UK takes a step towards the world’s first nuclear fusion power plant

UK takes a step towards the world's first nuclear fusion power plant

Known as the Spherical Tokamak for Power Production (STEP), the UK today embarked on a step towards building the world’s first nuclear fusion power plant, launching a search for a more than 100 hectare site where it can connect to the electrical grid.

However, there are still big hurdles to overcome before you can start generating power. No fusion reactor has yet produced more energy than it consumed. That could change in 2025, when the world’s largest fusion project, ITER in France, ignites.

Mast Upgrade

Mast Upgrade (Mega Amp Spherical Tokamak) will use an innovative design known as a spherical tokamak and could remove some of the roadblocks to delivering unlimited clean power to the grid. Most tokamaks are donut-shaped. But in Mast Upgrade, the size of the nut hole has been reduced as much as possible, giving the plasma an almost spherical profile.

Fusion UK Clean Energy Experiment 9434 Fig 3

STEP’s power production target is more modest (100MW net profit) but, unlike ITER, it will connect to the ordinary power grid to understand how a fusion plant operates day after day.

The plant is presented as an important platform in efforts to reach the UK’s goal of net zero emissions by 2050. The UK is not the only country aiming to build a commercial fusion reactor.
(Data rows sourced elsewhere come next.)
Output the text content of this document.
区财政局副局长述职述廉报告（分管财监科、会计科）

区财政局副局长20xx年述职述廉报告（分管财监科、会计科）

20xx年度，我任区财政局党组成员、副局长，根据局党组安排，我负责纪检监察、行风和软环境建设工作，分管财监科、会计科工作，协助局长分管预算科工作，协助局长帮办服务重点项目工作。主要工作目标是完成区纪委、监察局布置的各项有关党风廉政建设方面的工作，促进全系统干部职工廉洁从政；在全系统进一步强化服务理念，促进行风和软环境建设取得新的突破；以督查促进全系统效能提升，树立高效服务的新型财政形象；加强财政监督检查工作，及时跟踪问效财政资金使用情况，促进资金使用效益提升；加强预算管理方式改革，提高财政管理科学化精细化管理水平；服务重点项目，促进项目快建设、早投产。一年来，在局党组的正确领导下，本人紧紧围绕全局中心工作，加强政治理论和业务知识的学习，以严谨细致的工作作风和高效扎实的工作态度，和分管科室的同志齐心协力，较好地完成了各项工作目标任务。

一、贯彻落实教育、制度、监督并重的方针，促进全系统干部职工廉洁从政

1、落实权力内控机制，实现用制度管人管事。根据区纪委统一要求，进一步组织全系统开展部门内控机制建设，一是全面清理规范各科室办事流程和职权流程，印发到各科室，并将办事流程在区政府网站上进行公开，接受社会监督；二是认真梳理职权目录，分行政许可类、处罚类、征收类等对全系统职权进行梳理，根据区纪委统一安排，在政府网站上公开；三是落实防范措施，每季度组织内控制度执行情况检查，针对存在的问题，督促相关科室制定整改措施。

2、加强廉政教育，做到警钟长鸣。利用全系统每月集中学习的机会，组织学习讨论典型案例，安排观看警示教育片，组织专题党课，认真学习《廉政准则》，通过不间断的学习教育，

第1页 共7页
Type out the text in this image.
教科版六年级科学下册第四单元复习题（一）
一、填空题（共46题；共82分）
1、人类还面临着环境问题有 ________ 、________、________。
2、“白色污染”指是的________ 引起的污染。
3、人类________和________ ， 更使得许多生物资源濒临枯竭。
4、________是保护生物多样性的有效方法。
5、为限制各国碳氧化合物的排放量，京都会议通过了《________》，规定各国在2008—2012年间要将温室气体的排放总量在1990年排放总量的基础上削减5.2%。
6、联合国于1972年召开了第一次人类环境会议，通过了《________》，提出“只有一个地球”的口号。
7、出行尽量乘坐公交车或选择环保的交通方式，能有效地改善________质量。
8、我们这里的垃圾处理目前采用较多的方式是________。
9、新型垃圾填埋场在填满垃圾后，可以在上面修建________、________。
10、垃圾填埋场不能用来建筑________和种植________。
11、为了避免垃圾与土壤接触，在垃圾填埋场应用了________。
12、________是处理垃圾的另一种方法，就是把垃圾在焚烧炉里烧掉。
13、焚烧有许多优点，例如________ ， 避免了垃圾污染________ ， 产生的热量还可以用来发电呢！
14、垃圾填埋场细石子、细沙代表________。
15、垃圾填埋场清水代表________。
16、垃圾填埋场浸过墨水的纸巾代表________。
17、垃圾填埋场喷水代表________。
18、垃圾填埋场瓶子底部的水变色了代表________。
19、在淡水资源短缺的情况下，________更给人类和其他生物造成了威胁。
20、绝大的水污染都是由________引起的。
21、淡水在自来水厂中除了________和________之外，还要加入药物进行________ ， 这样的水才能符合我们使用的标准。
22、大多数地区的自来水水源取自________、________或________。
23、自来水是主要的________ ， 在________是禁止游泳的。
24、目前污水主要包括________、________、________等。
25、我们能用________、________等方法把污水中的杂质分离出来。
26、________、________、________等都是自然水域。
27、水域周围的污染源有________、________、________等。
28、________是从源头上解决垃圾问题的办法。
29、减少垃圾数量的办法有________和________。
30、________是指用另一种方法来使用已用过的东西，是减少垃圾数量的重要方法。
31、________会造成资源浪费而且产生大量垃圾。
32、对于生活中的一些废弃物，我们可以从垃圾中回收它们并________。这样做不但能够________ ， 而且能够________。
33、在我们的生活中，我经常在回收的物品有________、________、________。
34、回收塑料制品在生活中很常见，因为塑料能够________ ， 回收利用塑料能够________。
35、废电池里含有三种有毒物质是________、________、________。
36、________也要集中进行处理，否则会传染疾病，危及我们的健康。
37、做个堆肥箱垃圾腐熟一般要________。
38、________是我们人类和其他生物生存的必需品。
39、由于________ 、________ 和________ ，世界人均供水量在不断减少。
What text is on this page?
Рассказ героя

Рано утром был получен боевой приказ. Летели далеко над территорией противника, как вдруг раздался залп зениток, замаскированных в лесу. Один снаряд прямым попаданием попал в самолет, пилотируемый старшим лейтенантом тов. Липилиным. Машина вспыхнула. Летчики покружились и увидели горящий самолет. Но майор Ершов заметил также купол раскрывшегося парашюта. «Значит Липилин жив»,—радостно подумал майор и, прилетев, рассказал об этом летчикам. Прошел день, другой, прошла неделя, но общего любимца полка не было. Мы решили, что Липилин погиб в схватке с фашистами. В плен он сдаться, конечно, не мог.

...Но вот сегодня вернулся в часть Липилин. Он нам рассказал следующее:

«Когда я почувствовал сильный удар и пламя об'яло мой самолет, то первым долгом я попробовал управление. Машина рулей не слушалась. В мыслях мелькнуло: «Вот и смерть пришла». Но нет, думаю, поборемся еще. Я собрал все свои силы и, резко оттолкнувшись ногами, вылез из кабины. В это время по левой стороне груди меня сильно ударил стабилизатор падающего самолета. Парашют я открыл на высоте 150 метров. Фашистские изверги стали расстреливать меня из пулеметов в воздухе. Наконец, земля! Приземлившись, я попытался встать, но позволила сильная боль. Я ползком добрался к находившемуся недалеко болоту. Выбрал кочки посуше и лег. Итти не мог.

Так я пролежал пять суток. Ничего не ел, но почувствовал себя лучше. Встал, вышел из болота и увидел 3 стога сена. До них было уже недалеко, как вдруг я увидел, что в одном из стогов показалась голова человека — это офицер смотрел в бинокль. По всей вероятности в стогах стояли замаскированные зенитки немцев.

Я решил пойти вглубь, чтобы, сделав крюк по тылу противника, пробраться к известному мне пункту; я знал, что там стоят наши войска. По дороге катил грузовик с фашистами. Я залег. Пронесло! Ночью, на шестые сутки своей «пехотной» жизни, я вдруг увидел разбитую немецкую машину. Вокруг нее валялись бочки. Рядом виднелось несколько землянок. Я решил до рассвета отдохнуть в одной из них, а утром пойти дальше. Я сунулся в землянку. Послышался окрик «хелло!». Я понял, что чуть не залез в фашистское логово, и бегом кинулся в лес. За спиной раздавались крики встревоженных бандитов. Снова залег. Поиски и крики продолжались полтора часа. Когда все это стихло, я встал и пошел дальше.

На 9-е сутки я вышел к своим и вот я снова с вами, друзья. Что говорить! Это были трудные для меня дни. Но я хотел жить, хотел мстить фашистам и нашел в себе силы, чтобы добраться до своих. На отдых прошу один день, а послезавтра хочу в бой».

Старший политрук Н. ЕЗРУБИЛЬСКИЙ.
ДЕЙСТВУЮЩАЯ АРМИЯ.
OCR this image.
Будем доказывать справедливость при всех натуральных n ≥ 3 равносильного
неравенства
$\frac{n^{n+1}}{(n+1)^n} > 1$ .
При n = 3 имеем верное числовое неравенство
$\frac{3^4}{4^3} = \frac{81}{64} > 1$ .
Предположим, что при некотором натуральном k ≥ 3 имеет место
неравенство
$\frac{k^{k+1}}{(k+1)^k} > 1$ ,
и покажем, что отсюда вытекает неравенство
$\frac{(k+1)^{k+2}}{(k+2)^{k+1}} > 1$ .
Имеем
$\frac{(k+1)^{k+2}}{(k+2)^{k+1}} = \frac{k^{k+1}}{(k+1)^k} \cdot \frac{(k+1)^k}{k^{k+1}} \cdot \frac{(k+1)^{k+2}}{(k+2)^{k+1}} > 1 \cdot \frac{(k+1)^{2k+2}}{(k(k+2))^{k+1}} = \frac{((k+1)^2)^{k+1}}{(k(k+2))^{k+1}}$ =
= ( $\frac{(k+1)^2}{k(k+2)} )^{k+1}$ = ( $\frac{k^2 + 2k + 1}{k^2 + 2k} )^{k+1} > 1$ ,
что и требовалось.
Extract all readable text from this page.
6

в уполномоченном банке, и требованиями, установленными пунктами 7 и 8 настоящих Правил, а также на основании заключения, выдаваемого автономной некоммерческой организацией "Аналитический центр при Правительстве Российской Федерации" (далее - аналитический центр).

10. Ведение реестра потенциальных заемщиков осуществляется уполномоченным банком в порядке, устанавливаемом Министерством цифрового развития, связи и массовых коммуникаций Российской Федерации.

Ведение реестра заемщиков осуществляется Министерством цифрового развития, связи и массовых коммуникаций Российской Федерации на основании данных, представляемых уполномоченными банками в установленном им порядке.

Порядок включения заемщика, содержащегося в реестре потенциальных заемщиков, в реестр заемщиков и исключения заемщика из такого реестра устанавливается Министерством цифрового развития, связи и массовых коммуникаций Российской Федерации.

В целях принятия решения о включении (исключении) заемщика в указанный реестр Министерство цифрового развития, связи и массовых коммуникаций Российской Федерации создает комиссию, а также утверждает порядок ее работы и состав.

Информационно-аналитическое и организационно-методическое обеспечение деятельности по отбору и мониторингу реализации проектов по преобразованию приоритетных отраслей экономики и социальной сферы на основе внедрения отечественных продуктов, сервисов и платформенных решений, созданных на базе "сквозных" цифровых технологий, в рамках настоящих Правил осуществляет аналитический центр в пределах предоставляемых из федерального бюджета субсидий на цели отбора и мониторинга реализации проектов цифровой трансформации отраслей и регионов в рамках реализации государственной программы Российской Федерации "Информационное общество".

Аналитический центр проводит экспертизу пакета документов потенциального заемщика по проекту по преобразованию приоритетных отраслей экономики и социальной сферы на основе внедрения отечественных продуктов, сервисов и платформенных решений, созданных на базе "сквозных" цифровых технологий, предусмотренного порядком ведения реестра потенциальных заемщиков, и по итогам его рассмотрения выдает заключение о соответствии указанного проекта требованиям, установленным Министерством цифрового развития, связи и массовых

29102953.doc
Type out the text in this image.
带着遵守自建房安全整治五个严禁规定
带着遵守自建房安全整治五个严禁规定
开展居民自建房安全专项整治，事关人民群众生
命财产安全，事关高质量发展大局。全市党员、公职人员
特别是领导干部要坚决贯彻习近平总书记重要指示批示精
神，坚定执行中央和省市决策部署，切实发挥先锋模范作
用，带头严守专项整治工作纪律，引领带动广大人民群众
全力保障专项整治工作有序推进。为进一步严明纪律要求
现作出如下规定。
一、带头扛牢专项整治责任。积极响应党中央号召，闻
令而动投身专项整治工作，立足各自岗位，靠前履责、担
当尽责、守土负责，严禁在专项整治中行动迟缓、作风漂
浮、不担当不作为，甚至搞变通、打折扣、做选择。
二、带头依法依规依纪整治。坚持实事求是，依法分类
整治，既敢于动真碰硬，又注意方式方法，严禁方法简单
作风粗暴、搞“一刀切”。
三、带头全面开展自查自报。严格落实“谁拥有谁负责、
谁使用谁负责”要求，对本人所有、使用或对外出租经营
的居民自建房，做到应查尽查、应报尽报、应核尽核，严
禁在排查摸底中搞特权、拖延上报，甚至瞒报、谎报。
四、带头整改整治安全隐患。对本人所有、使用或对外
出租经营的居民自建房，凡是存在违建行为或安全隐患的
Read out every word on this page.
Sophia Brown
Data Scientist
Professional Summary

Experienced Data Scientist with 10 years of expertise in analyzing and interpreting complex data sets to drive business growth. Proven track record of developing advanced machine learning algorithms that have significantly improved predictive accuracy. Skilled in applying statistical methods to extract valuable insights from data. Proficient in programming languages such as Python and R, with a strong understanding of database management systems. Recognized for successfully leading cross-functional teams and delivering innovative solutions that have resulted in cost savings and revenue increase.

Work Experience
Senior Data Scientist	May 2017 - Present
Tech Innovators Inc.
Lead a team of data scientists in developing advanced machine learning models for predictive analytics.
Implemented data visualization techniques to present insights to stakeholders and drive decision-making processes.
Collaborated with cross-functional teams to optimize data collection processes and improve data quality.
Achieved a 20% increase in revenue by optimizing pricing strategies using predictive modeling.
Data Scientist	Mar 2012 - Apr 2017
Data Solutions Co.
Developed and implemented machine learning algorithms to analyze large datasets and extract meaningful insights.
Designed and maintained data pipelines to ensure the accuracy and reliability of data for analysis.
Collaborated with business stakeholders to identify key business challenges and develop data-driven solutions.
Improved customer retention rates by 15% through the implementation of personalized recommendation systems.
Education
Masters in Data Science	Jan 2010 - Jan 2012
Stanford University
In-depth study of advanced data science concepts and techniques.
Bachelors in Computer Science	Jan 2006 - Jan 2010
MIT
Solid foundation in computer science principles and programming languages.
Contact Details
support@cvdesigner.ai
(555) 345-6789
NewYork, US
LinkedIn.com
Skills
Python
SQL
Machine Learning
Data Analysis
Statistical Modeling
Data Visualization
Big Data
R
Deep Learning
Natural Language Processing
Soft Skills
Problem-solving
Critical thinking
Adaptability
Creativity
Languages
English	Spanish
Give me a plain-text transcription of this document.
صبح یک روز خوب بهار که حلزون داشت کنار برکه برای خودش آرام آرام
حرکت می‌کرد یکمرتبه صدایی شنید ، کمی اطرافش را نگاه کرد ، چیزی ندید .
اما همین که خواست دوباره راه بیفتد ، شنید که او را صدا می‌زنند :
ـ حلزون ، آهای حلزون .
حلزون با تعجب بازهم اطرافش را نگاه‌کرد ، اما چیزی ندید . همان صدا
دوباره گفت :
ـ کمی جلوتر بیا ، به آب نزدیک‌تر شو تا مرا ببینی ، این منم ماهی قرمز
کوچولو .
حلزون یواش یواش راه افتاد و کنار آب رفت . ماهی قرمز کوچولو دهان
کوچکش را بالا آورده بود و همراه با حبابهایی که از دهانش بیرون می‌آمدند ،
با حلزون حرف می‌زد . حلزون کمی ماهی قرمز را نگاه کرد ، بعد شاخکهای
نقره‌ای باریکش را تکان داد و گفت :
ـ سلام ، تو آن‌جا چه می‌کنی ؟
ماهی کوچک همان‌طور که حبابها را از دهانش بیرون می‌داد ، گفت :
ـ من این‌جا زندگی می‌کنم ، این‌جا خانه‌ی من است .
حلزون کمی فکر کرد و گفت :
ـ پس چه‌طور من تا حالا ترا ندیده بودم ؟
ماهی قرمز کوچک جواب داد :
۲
A Chinese proposal, the Chinese Fusion Engineering Test Reactor (CFETR), could go online in 2035. And DEMO, the European successor to ITER, is planned for the 2050s.

The UK Atomic Energy Authority (UKAEA), the government body that oversees STEP, expects construction to start around 2030, with the plant running as early as 2040.

The tokamak is a fusion device that uses magnetic fields to confine plasma (hot ionized gas) within a container. This plasma allows light elements to fuse and produce energy.